Return a relative frequency histogram, using the histogram function.

Extended Summary

A relative frequency histogram is a mapping of the number of observations in each of the bins relative to the total of observations.

Parameters

a : array_like

Input array.

numbins : int, optional

The number of bins to use for the histogram. Default is 10.

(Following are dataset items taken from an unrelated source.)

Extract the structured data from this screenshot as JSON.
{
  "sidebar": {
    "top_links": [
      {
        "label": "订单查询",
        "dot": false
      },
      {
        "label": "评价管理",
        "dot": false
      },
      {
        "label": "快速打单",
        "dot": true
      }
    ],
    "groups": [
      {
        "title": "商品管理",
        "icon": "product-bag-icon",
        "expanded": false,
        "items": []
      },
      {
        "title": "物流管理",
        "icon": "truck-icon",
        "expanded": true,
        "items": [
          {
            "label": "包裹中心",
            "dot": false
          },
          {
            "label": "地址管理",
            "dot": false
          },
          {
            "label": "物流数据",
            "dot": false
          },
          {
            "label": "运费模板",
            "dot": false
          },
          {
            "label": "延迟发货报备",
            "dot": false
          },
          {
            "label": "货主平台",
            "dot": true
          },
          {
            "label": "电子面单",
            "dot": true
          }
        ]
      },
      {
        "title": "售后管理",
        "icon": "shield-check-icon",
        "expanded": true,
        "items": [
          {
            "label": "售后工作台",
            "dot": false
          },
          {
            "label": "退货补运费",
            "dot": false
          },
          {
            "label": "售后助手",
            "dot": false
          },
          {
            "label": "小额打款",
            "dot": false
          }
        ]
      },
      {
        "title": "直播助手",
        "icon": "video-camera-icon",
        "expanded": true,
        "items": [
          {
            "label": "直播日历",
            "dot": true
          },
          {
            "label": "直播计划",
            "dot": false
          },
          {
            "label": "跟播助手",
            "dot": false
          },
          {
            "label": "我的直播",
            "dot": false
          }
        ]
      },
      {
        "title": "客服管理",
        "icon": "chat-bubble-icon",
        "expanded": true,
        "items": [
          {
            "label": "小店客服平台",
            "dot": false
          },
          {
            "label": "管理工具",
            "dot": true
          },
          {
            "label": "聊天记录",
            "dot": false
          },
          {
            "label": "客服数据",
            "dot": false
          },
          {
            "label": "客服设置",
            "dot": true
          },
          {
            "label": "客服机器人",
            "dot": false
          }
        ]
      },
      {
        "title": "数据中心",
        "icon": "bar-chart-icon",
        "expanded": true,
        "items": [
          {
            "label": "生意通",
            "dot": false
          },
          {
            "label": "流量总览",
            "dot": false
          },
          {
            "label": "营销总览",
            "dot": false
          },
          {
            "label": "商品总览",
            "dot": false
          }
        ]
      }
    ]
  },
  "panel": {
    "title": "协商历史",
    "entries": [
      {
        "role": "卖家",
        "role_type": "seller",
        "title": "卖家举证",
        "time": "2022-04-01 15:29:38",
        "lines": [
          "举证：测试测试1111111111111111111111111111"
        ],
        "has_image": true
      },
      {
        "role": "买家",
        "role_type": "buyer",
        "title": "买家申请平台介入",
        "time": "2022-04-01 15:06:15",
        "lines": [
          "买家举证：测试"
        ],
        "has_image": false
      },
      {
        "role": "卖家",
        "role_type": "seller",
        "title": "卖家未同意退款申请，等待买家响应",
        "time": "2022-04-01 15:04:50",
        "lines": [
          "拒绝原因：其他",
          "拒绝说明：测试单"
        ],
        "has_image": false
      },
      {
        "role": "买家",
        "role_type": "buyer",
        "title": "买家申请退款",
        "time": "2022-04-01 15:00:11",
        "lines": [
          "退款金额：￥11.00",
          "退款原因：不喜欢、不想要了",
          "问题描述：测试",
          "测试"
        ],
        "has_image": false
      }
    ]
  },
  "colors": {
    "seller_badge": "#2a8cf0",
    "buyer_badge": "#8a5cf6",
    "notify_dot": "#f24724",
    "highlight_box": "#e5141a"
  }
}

defaultreallimits : tuple (lower, upper), optional

The lower and upper values for the range of the histogram. If no value is given, a range slightly larger than the range of the values in a is used. Specifically (a.min() - s, a.max() + s), where s = (1/2)(a.max() - a.min()) / (numbins - 1).

weights : array_like, optional

The weights for each value in a. Default is None, which gives each value a weight of 1.0

Returns

frequency : ndarray

Binned values of relative frequency.

lowerlimit : float

Lower real limit.

binsize : float

Width of each bin.

extrapoints : int

Extra points.

Notes

Array API Standard Support

relfreq has experimental support for Python Array API Standard compatible backends in addition to NumPy. Please consider testing these features by setting an environment variable SCIPY_ARRAY_API=1 and providing CuPy, PyTorch, JAX, or Dask arrays as array arguments. The following combinations of backend and device (or other capability) are supported.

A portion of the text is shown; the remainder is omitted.